Beauty is subjective, varying from place to place and people to people. Every culture has a different idealization, or idealizations, of what beauty should look like. Yet, in South Korea, a country with patriarchal views deeply entrenched in societal values, beauty is considered almost an objective concept; it promotes a singular standard for all South Korean women to conform to, thus isolating outsiders and generating unhealthy physical and mental practices.
While all countries have their own standards of beauty, South Korea’s strong and conservative streak has caused millions of women to chase a homogenous appearance. The aptly named “K-Beauty” industry, notably the tenth-largest internationally, has been accused of promoting pale and soft complexions, cherry-like lips, a high nose bridge, a V-shaped face, skinny legs, and a nine-to-one body ratio (in which the body is nine times as long as the face). Such traits are often not genetic, and, as a result, many women undergo cosmetic surgery — which explains why nearly a third of all South Korean women go under the knife. Women are also expected to endure laborious skin care regimens; some involve waking up two hours before work to carry out lengthy and tedious 10-step routines.
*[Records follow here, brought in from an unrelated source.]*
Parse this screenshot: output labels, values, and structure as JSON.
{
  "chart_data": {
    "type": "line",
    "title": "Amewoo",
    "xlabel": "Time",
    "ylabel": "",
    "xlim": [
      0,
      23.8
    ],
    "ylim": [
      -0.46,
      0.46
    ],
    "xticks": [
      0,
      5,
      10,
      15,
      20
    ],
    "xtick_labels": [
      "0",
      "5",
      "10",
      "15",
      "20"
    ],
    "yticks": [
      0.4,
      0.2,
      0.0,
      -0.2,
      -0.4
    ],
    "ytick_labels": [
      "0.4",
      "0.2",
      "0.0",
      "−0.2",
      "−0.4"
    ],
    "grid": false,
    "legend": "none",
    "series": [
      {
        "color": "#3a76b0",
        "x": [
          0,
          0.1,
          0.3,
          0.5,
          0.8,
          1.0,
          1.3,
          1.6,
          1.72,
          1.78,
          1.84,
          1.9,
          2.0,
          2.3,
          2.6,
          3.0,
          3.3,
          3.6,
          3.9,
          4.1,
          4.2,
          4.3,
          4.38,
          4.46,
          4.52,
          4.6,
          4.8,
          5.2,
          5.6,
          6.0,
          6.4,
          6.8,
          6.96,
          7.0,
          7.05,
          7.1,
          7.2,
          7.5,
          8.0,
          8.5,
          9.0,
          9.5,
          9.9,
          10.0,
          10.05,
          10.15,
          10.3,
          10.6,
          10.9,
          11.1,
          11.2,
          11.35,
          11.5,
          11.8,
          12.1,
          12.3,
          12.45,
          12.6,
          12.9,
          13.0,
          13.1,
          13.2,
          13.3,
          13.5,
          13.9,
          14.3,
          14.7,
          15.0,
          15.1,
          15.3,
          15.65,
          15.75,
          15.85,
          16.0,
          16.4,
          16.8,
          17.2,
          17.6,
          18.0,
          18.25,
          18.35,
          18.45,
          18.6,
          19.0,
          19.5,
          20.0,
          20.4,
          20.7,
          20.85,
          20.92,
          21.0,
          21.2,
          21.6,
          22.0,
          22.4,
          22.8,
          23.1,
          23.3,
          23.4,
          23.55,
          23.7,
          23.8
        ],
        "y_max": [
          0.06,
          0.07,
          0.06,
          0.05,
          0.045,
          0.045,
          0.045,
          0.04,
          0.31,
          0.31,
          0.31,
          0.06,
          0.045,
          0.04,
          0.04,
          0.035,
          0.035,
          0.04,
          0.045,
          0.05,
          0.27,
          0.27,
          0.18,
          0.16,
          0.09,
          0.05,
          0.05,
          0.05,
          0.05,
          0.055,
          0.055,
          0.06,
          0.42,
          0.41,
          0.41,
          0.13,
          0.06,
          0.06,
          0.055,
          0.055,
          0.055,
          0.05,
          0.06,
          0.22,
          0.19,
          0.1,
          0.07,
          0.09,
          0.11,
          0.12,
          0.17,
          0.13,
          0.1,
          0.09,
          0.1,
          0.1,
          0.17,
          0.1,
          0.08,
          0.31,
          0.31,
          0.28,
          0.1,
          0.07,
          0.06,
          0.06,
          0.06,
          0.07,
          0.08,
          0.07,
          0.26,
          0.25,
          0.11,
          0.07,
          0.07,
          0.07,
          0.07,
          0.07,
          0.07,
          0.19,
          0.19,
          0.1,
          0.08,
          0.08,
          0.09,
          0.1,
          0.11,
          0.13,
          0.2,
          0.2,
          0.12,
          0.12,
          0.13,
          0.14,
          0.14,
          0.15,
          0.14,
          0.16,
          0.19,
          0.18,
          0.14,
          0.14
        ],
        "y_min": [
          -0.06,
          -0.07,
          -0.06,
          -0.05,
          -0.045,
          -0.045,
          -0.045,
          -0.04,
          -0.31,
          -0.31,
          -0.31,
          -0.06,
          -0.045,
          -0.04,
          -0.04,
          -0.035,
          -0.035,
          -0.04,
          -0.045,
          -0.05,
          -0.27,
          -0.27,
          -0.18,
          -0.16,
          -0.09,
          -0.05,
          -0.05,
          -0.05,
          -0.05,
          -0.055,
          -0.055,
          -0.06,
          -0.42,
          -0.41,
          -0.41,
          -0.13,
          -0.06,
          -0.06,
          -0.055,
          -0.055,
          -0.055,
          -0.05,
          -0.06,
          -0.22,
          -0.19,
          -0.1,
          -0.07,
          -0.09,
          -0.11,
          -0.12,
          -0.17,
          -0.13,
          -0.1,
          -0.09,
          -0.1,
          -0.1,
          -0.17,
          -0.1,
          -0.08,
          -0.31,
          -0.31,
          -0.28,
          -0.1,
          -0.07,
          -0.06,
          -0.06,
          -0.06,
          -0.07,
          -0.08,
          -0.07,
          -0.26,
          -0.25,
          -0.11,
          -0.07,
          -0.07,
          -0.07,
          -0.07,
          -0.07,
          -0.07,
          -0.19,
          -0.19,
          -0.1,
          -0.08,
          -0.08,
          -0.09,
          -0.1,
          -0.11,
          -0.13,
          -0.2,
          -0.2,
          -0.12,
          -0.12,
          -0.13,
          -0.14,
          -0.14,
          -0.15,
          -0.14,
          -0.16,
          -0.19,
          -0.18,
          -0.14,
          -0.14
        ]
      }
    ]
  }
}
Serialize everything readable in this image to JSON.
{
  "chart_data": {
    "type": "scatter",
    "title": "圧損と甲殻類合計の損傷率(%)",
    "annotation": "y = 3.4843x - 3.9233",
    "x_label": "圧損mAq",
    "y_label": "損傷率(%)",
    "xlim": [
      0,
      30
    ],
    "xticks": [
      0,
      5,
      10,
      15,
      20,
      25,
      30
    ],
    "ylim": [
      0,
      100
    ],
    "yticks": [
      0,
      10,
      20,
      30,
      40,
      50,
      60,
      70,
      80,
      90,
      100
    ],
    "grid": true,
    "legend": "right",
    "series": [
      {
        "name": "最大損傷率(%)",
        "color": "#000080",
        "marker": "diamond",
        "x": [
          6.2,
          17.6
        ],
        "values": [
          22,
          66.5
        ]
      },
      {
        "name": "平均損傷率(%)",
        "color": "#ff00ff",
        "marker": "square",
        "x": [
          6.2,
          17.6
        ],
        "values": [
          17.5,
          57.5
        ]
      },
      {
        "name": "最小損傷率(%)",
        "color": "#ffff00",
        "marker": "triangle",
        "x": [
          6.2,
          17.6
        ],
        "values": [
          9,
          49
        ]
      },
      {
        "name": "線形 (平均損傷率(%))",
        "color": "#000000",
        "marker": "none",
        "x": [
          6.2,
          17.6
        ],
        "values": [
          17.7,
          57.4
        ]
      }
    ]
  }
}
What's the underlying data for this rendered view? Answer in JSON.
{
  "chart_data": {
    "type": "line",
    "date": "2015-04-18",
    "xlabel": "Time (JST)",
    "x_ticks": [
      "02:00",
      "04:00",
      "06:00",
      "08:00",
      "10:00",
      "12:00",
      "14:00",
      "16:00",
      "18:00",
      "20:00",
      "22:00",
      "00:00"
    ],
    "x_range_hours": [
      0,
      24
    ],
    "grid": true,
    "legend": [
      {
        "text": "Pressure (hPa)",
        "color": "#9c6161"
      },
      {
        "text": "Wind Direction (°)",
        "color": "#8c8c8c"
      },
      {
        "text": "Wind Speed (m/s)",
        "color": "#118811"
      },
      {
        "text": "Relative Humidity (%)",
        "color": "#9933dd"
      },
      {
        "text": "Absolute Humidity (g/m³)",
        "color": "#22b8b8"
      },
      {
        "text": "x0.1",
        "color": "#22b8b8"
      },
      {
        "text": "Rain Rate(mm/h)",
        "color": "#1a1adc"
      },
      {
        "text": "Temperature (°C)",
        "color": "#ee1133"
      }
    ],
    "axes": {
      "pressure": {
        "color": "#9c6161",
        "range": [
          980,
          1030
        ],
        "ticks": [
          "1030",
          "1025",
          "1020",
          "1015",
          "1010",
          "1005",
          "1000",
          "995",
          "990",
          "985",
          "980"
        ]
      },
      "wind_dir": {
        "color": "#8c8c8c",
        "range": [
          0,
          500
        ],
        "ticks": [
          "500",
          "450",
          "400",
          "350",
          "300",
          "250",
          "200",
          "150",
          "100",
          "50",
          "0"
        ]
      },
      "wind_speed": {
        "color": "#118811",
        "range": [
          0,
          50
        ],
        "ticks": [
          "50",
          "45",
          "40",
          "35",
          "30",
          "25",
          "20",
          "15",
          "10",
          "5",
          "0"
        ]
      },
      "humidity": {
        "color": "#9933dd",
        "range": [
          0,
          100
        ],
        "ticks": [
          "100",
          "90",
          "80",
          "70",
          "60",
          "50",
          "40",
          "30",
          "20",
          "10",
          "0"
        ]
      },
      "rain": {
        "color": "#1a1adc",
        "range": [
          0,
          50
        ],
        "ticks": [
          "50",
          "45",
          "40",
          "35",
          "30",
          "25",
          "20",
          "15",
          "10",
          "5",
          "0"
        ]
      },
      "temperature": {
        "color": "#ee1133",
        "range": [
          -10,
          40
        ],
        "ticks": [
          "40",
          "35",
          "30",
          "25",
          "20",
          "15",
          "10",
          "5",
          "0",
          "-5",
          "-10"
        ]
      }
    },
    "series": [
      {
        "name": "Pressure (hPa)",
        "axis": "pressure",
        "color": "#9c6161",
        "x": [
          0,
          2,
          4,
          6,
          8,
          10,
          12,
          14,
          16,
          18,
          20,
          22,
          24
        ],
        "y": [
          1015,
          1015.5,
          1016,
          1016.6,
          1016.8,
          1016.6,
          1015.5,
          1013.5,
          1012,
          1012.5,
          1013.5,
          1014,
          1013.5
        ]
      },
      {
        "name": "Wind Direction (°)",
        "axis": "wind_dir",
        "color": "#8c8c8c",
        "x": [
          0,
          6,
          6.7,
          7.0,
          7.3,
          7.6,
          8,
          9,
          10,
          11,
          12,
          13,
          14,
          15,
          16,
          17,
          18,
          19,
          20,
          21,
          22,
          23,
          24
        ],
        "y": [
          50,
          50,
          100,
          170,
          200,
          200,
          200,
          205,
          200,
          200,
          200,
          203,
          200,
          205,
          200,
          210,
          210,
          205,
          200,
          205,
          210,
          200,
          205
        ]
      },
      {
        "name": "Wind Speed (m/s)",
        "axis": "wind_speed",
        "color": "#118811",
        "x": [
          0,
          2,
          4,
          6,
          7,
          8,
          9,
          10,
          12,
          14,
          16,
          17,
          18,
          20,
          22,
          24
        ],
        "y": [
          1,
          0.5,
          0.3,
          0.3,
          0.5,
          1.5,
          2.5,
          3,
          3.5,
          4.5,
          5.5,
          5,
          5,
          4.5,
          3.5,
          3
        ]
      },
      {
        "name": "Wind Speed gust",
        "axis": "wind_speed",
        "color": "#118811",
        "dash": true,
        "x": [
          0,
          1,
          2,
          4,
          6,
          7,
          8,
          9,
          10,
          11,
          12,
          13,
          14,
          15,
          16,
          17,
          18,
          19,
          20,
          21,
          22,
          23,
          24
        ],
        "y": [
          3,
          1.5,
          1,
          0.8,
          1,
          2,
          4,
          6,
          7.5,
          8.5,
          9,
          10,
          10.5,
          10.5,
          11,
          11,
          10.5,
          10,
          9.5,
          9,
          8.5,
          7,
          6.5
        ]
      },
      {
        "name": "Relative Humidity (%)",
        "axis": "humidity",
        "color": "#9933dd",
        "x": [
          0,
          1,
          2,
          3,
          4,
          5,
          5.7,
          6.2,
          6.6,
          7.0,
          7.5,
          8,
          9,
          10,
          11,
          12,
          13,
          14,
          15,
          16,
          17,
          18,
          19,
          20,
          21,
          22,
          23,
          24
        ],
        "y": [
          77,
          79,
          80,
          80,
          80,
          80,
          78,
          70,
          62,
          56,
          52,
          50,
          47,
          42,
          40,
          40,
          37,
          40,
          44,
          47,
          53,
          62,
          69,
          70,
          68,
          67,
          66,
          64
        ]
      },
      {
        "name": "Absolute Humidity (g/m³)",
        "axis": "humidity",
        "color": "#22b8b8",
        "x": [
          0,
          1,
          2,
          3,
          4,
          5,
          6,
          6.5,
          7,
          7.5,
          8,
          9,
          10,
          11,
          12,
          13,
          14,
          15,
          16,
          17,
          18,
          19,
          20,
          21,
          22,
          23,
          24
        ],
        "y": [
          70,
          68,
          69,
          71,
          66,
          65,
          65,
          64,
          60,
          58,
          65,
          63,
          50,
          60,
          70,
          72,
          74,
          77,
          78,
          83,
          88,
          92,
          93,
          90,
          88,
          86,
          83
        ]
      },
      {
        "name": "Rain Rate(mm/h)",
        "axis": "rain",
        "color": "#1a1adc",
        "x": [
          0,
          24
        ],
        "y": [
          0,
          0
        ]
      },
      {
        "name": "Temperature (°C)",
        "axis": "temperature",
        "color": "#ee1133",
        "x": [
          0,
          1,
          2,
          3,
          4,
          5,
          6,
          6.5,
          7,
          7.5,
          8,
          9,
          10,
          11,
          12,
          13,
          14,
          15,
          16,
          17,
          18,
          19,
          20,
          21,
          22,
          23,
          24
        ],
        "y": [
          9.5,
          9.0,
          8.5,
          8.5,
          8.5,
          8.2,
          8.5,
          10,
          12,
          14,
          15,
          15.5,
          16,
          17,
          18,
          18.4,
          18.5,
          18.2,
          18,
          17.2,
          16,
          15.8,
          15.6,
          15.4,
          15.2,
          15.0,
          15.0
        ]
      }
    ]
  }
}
In protest against the country’s rigid and unrealistic beauty standards, women are destroying their makeup and cutting their hair. This movement has even gained traction on social media as women post pictures of their smashed makeup or videos of their obliterated cosmetics. Known as the “escape the corset” movement, advocates liken garments to South Korean cultural beauty standards — both work to restrict bodies into a uniform shape.
Leading this movement is South Korean plus-size model Taylor Tak. In South Korea, being fat equates to being lazy, unhealthy, and unsuccessful. Growing up, Tak received countless stares from strangers and cruel remarks from peers; consequently, she turned to diet pills, considered liposuction, and photoshopped all of her pictures. Today, she has learned to love herself, even becoming a well-known proponent for self-love and body positivity. In an interview, Tak said, “I want us plus-size women in Korea to rise up and dare to say it — dare to say that we accept ourselves,” defying the narrow definition of beauty pervading South Korea.
Taylor Tak isn’t the only woman pioneering this cultural change. Other plus-size models, such as Vivian Geeyang Kim, Yeom Yun-hye, and Bae Gyo-hyun, have publicly advocated for body acceptance. In May 2018, a Korean newscaster at one of the country’s main television stations became the first woman to wear glasses on air, triggering a nationwide debate about unrealistic demands of the female appearance.
The “escape the corset” movement not only pushes back against the immense pressure that women are under every day, but it also rejects South Korea’s patriarchal values. Record numbers of women have taken to the streets to demand equality and to fight against issues such as sexual assault and illegal filming. The women of South Korea are taking charge and revolutionizing their culture.
Let’s dare to defy the traditional beauty norms that have haunted South Korean culture for centuries. Dare to call ourselves beautiful without feeling the need to apply pounds of makeup. Dare to demand equality for women. Dare to love our bodies for what they are. As Taylor Tak says, let’s dare to accept ourselves.